Um dos maiores grupos gastronômicos da cidade, o Grupo Pax, contratou o chef francês Pascal Jolly para a criação do Bistrô Chez L’Ami Martin, no Leblon. Inspirado nos bistrôs de bourgeoise parisienses, o cardápio tem a roupagem sofisticada e o dinamismo característicos da cozinha de Jolly. Além de opções para qualquer hora do dia — no almoço, com as tradicionais formules, para beliscar à tarde e para jantar — surpresas diárias são apresentadas à mesa como se faz na França, com o charme de um quadro negro escrito à mão, a l´ardoise.

O capricho que o chef dedica às carnes e pescados, temperados e assados longamente, ou às massas, produzidas artesanalmente, aparece também nas louças, escolhidas com minúcia. Taças de Martini servem de base para a batata frita do couvert, pequenos cassoulets de ferro e cocotes coloridas de cerâmica, ambos da marca Staub, adornam pratos principais e guarnições. O ambiente, assinado pela arquiteta Angela Leite Barbosa, tem na decoração quadros com fotos em preto e branco da coleção pessoal do chef em suas últimas idas a Paris.

O cardápio começa com o couvert (R$ 14), composto por baguete de campagne, manteiga com flor de sal, azeitonas, amêndoas temperadas e batatas fritas, acompanhados de maionese aioli e azeite extravirgem. Destaque entre as entradas, a terrine de campagne e condimentos, servida com pão de levin, champignons e frutas marinadas (R$ 26). “Outros sabores, como a de foie gras grelhado, serão apresentados diariamente na l´ardoise”, explica Jolly.

ovos pochés com presunto ParisCarpaccios e saladas completam as opções de entrada, que se seguem por itens para beliscar. Neste capítulo, destaque para os ovos pochés com presunto Paris (R$ 26); a omelete feita com ovo orgânico (R$ 28) e dois sanduíches que são campeões de audiência mundo a fora, o tradicional o croque-monsieur (R$ 26), servido com ovo de codorna, e o hambúrguer coberto com brie e gruyère derretidos (R$ 28).

As massas, produzidas artesanalmente, são servidas com molho bolonhesa tradicional ou de tomate assado e servido com lingüiça italiana apimentada.
Os raviólis ganham recheio de mussarela de búfala e manjericão e são servidos com molho de tomates frescos (R$ 39). O molho carbonara, sob a
ótica do chef, tem como base creme leve de parmesão, pasta de funghi, bacon e champignons, e é servido com linguini (R$ 36).
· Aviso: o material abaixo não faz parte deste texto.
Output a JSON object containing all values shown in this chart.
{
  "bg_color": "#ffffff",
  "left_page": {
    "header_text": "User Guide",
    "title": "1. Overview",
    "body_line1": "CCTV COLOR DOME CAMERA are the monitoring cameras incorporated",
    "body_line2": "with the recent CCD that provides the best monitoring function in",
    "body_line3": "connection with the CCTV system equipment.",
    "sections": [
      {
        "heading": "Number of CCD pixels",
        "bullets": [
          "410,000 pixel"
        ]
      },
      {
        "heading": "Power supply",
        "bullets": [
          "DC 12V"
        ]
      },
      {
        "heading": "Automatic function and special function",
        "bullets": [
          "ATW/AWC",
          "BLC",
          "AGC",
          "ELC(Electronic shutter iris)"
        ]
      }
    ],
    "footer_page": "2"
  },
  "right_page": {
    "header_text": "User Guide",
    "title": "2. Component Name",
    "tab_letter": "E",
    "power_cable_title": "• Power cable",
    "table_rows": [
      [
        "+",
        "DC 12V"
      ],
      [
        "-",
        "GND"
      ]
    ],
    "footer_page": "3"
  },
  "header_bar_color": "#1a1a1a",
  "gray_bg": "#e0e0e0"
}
Para quem gosta de risotos, cogumelos com azeite de trufas (R$ 42); legumes (R$ 42) ou camarão (R$ 58) são as opções criadas pelo chef. Atum (R$ 58), salmão (R$ 47), linguado (R$ 58) e camarão (R$ 68) são servidos grelhados ou assados, acompanhados de guarnições frescas como arroz basmati ao capim limão; vinagrete de limão confit; parmantier de alho poró ou legumes assados.

As carnes são o capítulo que melhor representa a culinária de Pascal Jolly. Seja o peito de frango da fazenda, a paleta de cordeiro ou o pernil de
vitelo de leite (R$ 58), o preparo ao forno, com temperos à base de ervas frescas e especiarias, proporciona ao comensal receitas aconchegantes e
saborosas, bem à moda da tão difundida confort food. Entre as opções, peito de frango assado servido com wok de legumes da horta perfumados ao molho roti e ervas frescas (R$ 38); parmantier de pato segundo tradicional receita do interior da França, servido gratinado (R$ 56); e paleta de cordeiro assada com mix de especiarias argelinas e ervas frescas, servida com cuscuz de frutos secos, legumes de verão e molho de cordeiro à base de hortelã fresca (R$ 62).
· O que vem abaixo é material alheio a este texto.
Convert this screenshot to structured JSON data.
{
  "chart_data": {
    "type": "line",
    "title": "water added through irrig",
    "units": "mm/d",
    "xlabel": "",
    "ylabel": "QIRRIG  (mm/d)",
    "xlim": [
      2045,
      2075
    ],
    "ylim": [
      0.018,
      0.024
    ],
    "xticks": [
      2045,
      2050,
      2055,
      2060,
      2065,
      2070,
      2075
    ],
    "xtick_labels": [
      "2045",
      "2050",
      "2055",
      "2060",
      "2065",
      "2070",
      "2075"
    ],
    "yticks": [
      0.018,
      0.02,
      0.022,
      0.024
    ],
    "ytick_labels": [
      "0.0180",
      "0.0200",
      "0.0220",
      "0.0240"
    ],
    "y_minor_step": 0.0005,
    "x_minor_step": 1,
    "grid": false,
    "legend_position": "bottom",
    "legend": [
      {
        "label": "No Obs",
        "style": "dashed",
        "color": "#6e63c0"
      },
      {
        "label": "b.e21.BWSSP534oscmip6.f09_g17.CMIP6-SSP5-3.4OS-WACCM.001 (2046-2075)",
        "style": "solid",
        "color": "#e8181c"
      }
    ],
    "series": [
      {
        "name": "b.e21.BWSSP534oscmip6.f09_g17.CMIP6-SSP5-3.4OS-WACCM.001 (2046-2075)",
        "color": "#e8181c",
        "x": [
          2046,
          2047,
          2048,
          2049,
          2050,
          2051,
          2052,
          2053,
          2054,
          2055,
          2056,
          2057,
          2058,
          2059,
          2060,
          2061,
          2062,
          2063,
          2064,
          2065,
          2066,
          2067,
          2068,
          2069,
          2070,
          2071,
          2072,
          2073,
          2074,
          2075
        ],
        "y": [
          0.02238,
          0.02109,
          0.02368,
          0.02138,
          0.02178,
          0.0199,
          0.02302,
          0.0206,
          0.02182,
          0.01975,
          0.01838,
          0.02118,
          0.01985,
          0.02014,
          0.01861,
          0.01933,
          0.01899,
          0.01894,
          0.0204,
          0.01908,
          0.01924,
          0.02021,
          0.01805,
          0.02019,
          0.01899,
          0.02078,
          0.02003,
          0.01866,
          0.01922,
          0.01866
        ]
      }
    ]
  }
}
Para fechar, sobremesas clássicas como o crème brûlée ganha toque especial de caramelo de banana d´água (R$ 14). A rabanada é feita de brioche e servida quente, com chantilly, sorvete de framboesa e calda de frutas vermelhas (R$ 14). “Os profiterolis ganham recheio de creme de avelã
enquanto o petit gateau é feito com chocolate Calibaut 55% e servido com sorvete de gianduia”, finaliza o chef.

Sobre o chef

A paixão pela culinária surgiu aos 14 anos, quando Pascal Jolly entrou para a escola técnica em Paris. Foi lá que encontrou uma profissão e descobriu o gosto pela leitura e pela matemática. Fez estágios e se formou trabalhando nas cozinhas dos chefs mais renomados da capital francesa, entre eles a de Joel Robuchon e Alain Ducasse, além de ter integrado as equipes das cozinhas do Villard Palace, La Tour D´Argent, Hotel Ritz, Hotel Plaza, entre outros.
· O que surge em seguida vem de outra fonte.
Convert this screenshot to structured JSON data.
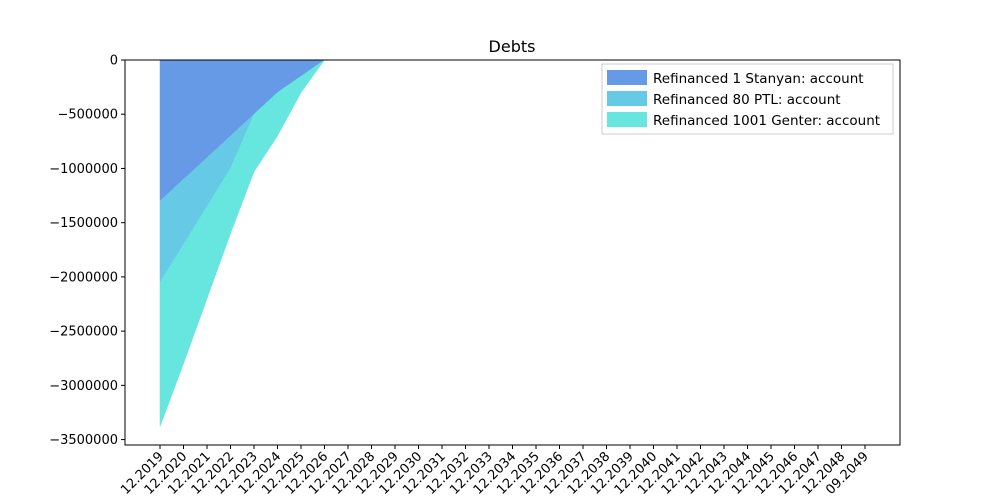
{
  "chart_data": {
    "type": "area",
    "title": "Debts",
    "xlabel": "",
    "ylabel": "",
    "x_ticks": [
      "12.2019",
      "12.2020",
      "12.2021",
      "12.2022",
      "12.2023",
      "12.2024",
      "12.2025",
      "12.2026",
      "12.2027",
      "12.2028",
      "12.2029",
      "12.2030",
      "12.2031",
      "12.2032",
      "12.2033",
      "12.2034",
      "12.2035",
      "12.2036",
      "12.2037",
      "12.2038",
      "12.2039",
      "12.2040",
      "12.2041",
      "12.2042",
      "12.2043",
      "12.2044",
      "12.2045",
      "12.2046",
      "12.2047",
      "12.2048",
      "09.2049"
    ],
    "y_ticks": [
      0,
      -500000,
      -1000000,
      -1500000,
      -2000000,
      -2500000,
      -3000000,
      -3500000
    ],
    "y_tick_labels": [
      "0",
      "−500000",
      "−1000000",
      "−1500000",
      "−2000000",
      "−2500000",
      "−3000000",
      "−3500000"
    ],
    "ylim": [
      -3550000,
      0
    ],
    "stacked": true,
    "legend_position": "top-right",
    "grid": false,
    "series": [
      {
        "name": "Refinanced 1 Stanyan: account",
        "color": "#6699e6",
        "values": [
          -1300000,
          -1100000,
          -900000,
          -700000,
          -500000,
          -300000,
          -150000,
          0,
          0
        ]
      },
      {
        "name": "Refinanced 80 PTL: account",
        "color": "#66c9e6",
        "values": [
          -750000,
          -600000,
          -450000,
          -300000,
          0,
          0,
          0,
          0,
          0
        ]
      },
      {
        "name": "Refinanced 1001 Genter: account",
        "color": "#66e6df",
        "values": [
          -1330000,
          -1100000,
          -850000,
          -600000,
          -530000,
          -400000,
          -150000,
          0,
          0
        ]
      }
    ]
  }
}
Ainda em Paris, Pascal Jolly se encantou pelo Brasil. Com grandes amigos brasileiros, descobriu um mundo verde e amarelo na capital francesa e
decidiu conhecer o país. De férias, desembarcou no Rio de Janeiro em 1996 e logo percebeu que era aqui que queria viver. Voltou para a Europa com a ideia na cabeça e em 1998 retornou à cidade maravilhosa com malas e portfólio em mãos. Trabalhou por três anos à frente das cozinhas do
restaurante Guimas e foi chef do restaurante Payard São Paulo.

Em 2003 implantou a cozinha do Clube Chocolate de São Paulo e, em seguida assumiu o restaurante e a criação dos pratos na capital carioca, onde permaneceu até o fim de 2009. Atualmente, seu estilo francês contemporâneo está impresso nos sabores e variedades do cardápio do Bistrô Chez L´Ami Martin, no Leblon. “Graças à culinária pude viajar muito, conhecer muita gente e escolher a cidade em que quero viver”, diz.

 


Serviço:
Avenida General San Martin, 1.227, Leblon. Tel.: 2512-8623. Aberto
diariamente, das 12h ao último cliente, e domingo das 12h às 18h30. Aceita
todos os cartões. 80 lugares. Manobrista terceirizado a R$ 10.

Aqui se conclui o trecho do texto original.